Nous ne nous connaissions pas vraiment, en fait.

Nous nous étions rencontrés sur un banal trottoir, le matin, alors que chacun de nous enclenchait à sa manière son quotidien.

On effectuait quelques pas ensemble en échangeant de ces paroles chaudes comme un bon café, juste pour bien démarrer la journée.

Je ne savais presque rien de lui, ni d’où il venait, encore moins où il allait. Il aimait s’entourer d’une enveloppe de mystères ; il disait que ce sont les ultimes charmes dont dispose l’homme lorsque l’âge commet tant d’outrages.

Ce qui m’attirait en lui, c’était son regard, pétillant et franc ; sa voix, douce et mélodieuse ; son cœur, bon et sage. Il m’aimait bien, je pense. Entre nous, sans rien réellement dévoiler, s’étaient tissés des liens sincères.

Je l’admirais. Il s’en réjouissait. Qui était-il au plus profond de lui-même ? Que devenait-il après moi ? Etait-il en état d’errance ou dans l’attente de réaliser d’autres envies ?

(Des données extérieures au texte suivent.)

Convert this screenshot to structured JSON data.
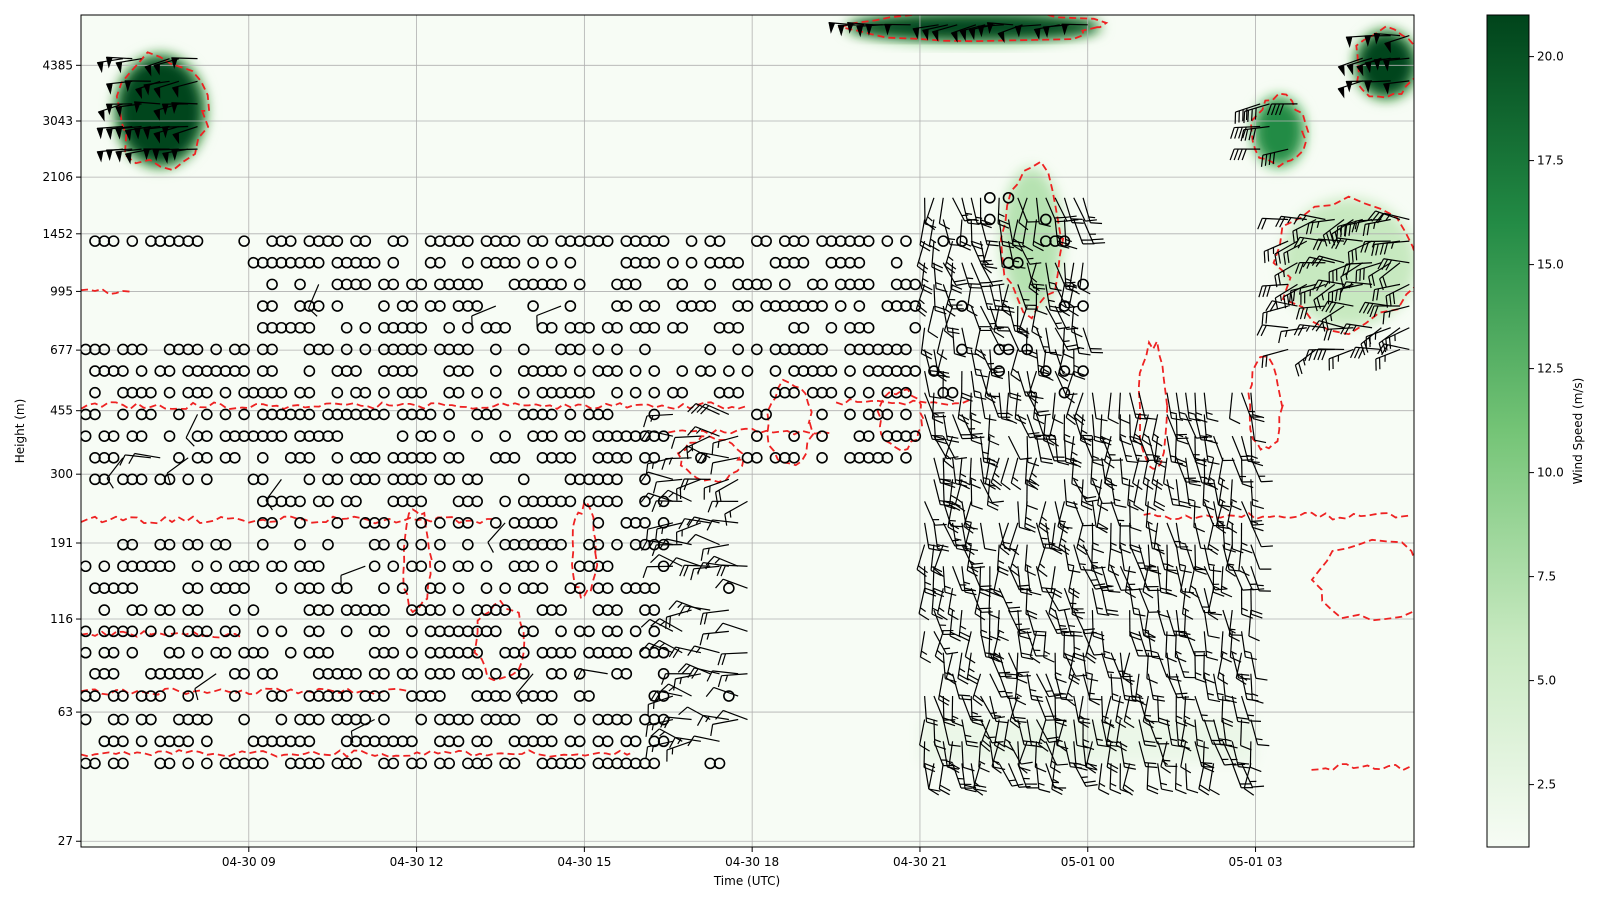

J’avais deviné dans ses murmures que son passé avait été chargé de passions. Des phases qu’il avait traversées au gré de ses désirs, mais surtout suivant ses aptitudes. Car il faut avoir du talent pour la carrière à laquelle on se destine et savoir abandonner lorsque les résultats ne sont plus ceux escomptés. Avoir l’art de sa profession ou la quitter, répétait-il. L’ambition ne suffit pas, il faut aussi le don. Comme en amour, lorsque l’on ne ressent plus les capacités d’aimer l’être avec lequel on vit, partir, seulement.

Il était arrivé ici, quelque peu désabusé. Je crois qu’il était surtout convaincu de ne plus posséder aucun talent, même celui de vivre.

Il a choisi l’irréversible issue pour laquelle il optait en pareille situation.

Un jour, je ne l’ai plus vu. Rien ne serait plus comme avant ; c’était de ma faute car, moi, je n’avais pas eu le talent de le persuader combien il était important à mes yeux.

Je n’ai appris que plus tard où était sa tombe ; désormais, c’est là que nous nous retrouvons.